Inspired by movies the missionaries showed in Casamance, Senegal (northwest Africa), Abdalla Ndao has attended film school at NYU and is now working on a documentary film. He wonders about Nowack, the gem he left behind. He is not aware that she has been sending him monthly letters-even though she has received no reply to any of them.
When the Ndao farmland is used as a test case, Abdalla must return to Casamance, find a lawyer and raise the question as to the reasons the government has fenced the property.
Once in town, however, he wonders if he can find Nowace Waldo and whether she even remembers him from eight years ago.
Meanwhile, people encourage Abdalla to boost his documentary to a feature film. When he asks his former professor about this, the man cautions Abdalla not to make any family move or large changes in life. It's too risky to raise another three million dollars in the late 1960s.
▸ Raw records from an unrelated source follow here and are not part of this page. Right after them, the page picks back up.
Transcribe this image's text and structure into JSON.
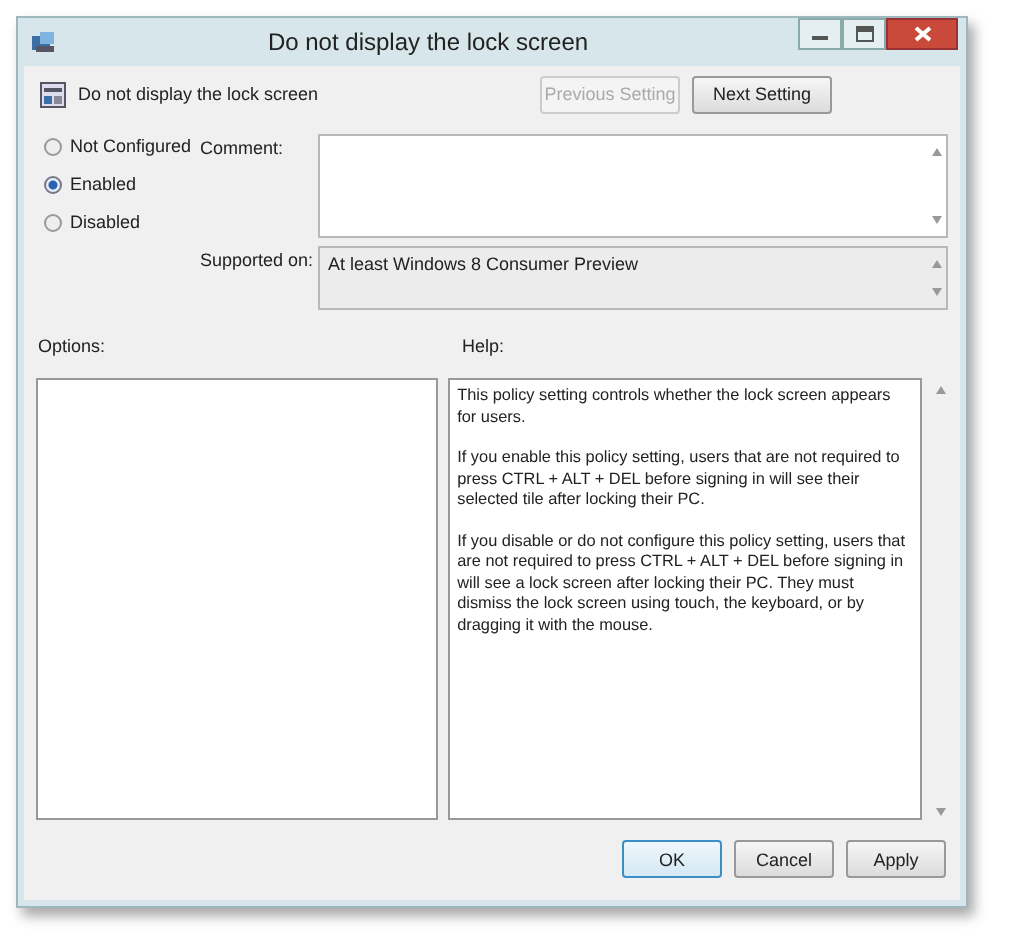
{
  "window": {
    "title": "Do not display the lock screen"
  },
  "setting_name": "Do not display the lock screen",
  "nav_buttons": [
    {
      "label": "Previous Setting",
      "disabled": true
    },
    {
      "label": "Next Setting",
      "disabled": false
    }
  ],
  "states": [
    {
      "label": "Not Configured",
      "selected": false
    },
    {
      "label": "Enabled",
      "selected": true
    },
    {
      "label": "Disabled",
      "selected": false
    }
  ],
  "comment": {
    "label": "Comment:"
  },
  "supported_on": {
    "label": "Supported on:",
    "value": "At least Windows 8 Consumer Preview"
  },
  "options": {
    "label": "Options:"
  },
  "help": {
    "label": "Help:",
    "paragraphs": [
      "This policy setting controls whether the lock screen appears for users.",
      "If you enable this policy setting, users that are not required to press CTRL + ALT + DEL before signing in will see their selected tile after  locking their PC.",
      "If you disable or do not configure this policy setting, users that are not required to press CTRL + ALT + DEL before signing in will see a lock screen after locking their PC. They must dismiss the lock screen using touch, the keyboard, or by dragging it with the mouse."
    ]
  },
  "buttons": [
    {
      "label": "OK",
      "default": true
    },
    {
      "label": "Cancel",
      "default": false
    },
    {
      "label": "Apply",
      "default": false
    }
  ]
}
Courtney Alexander Williams completes his second novel of aTrilogy. His first book, Faithful Brothers? It begins with the youngest brother discovering diamonds in the peanut crops and fencing them in the local market. The elder brother is in New York at film school. The younger brother links up with unsavory elements. Meanwhile, thegovernment pursues the family. In From Africa with Love, the elder brother now needs to go back to Africa to retain the family farmland. These stories grow out of Williams's experience of living as an adopted son with a family in Senegal, Africa.
Williams is a member of the Screen Actors Guild (SAG), American Federation of Television and Radio Artists (AFTRA), and Actors' Equity (AEA). Although he lives in and around the New York City area, he has also trained in Los Angeles. He has performed in over a dozen movies, nearly a dozen television programs, and half-dozen Off-Broadway theater productions.